The present study has some limitations. First, blood flow was observed in the arm, whereas the leg was exercised. It is necessary to investigate whether the peripheral blood flow in the exercise muscle is affected. Second, we did not use a normotensive elderly sample to verify if the quite pronounced post-exercise hypotension observed was because of the high BP of the subjects or just factors related to age. Moreover, the small sample and study population could limit our findings to some degree.
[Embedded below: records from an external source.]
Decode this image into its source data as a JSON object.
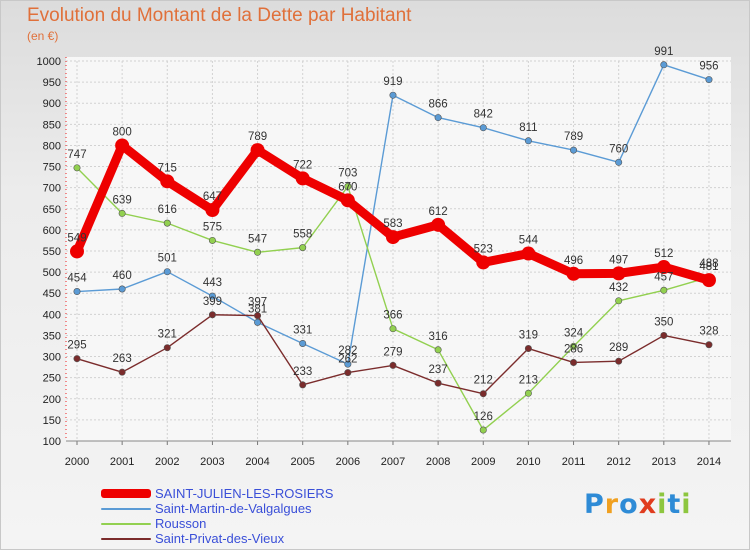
{
  "chart_data": {
    "type": "line",
    "title": "Evolution du Montant de la Dette par Habitant",
    "subtitle": "(en €)",
    "x": [
      "2000",
      "2001",
      "2002",
      "2003",
      "2004",
      "2005",
      "2006",
      "2007",
      "2008",
      "2009",
      "2010",
      "2011",
      "2012",
      "2013",
      "2014"
    ],
    "ylim": [
      100,
      1000
    ],
    "yticks": [
      100,
      150,
      200,
      250,
      300,
      350,
      400,
      450,
      500,
      550,
      600,
      650,
      700,
      750,
      800,
      850,
      900,
      950,
      1000
    ],
    "grid": true,
    "legend_position": "bottom-left",
    "series": [
      {
        "name": "SAINT-JULIEN-LES-ROSIERS",
        "color": "#ee0000",
        "values": [
          549,
          800,
          715,
          647,
          789,
          722,
          670,
          583,
          612,
          523,
          544,
          496,
          497,
          512,
          481
        ],
        "labels": [
          "549",
          "800",
          "715",
          "647",
          "789",
          "722",
          "670",
          "583",
          "612",
          "523",
          "544",
          "496",
          "497",
          "512",
          "481"
        ]
      },
      {
        "name": "Saint-Martin-de-Valgalgues",
        "color": "#5b9bd5",
        "values": [
          454,
          460,
          501,
          443,
          381,
          331,
          282,
          919,
          866,
          842,
          811,
          789,
          760,
          991,
          956
        ],
        "labels": [
          "454",
          "460",
          "501",
          "443",
          "381",
          "331",
          "282",
          "919",
          "866",
          "842",
          "811",
          "789",
          "760",
          "991",
          "956"
        ]
      },
      {
        "name": "Rousson",
        "color": "#92d050",
        "values": [
          747,
          639,
          616,
          575,
          547,
          558,
          703,
          366,
          316,
          126,
          213,
          324,
          432,
          457,
          488
        ],
        "labels": [
          "747",
          "639",
          "616",
          "575",
          "547",
          "558",
          "703",
          "366",
          "316",
          "126",
          "213",
          "324",
          "432",
          "457",
          "488"
        ]
      },
      {
        "name": "Saint-Privat-des-Vieux",
        "color": "#7b2c2c",
        "values": [
          295,
          263,
          321,
          399,
          397,
          233,
          262,
          279,
          237,
          212,
          319,
          286,
          289,
          350,
          328
        ],
        "labels": [
          "295",
          "263",
          "321",
          "399",
          "397",
          "233",
          "262",
          "279",
          "237",
          "212",
          "319",
          "286",
          "289",
          "350",
          "328"
        ]
      }
    ]
  },
  "logo": {
    "letters": [
      "P",
      "r",
      "o",
      "x",
      "i",
      "t",
      "i"
    ],
    "colors": [
      "#2e8bd6",
      "#f0a020",
      "#2e8bd6",
      "#e03c1e",
      "#8dc63f",
      "#2e8bd6",
      "#8dc63f"
    ]
  }
}
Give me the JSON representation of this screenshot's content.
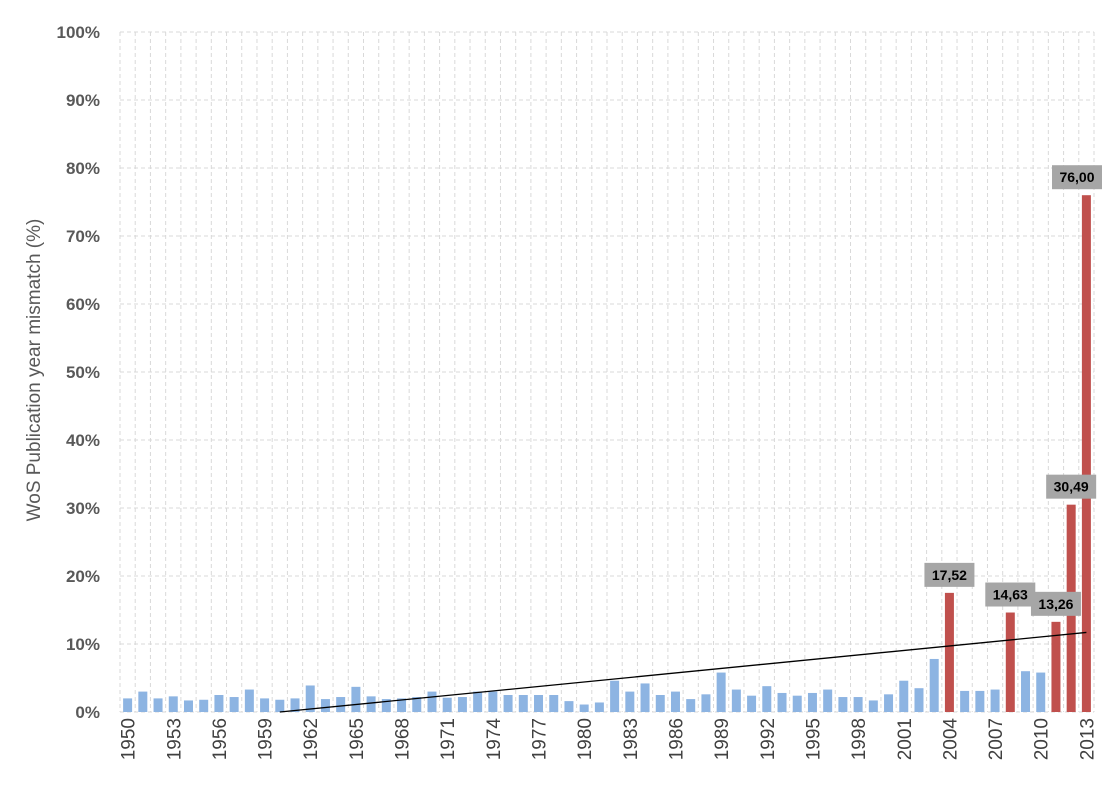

Extrapolation to other conditions should be made with caution. Thus, it is suggested to conduct studies that complement these issues (method of BP measurement, normotensive control group, and sample size).

In this way, we can conclude that sessions of resistance exercise with different volumes are able to promote significant post-exercise hypotension and increase peripheral vasodilatation in elderly hypertensive patients, with these effects being more pronounced in sessions with higher volume. This study demonstrates that resistance exercise with higher volume is able to promote post-exercise hypotension in the hypertensive elderly. In addition, this protocol may be helpful for professionals who want to guarantee cardiovascular safety and strength gains in a hypertensive elderly population.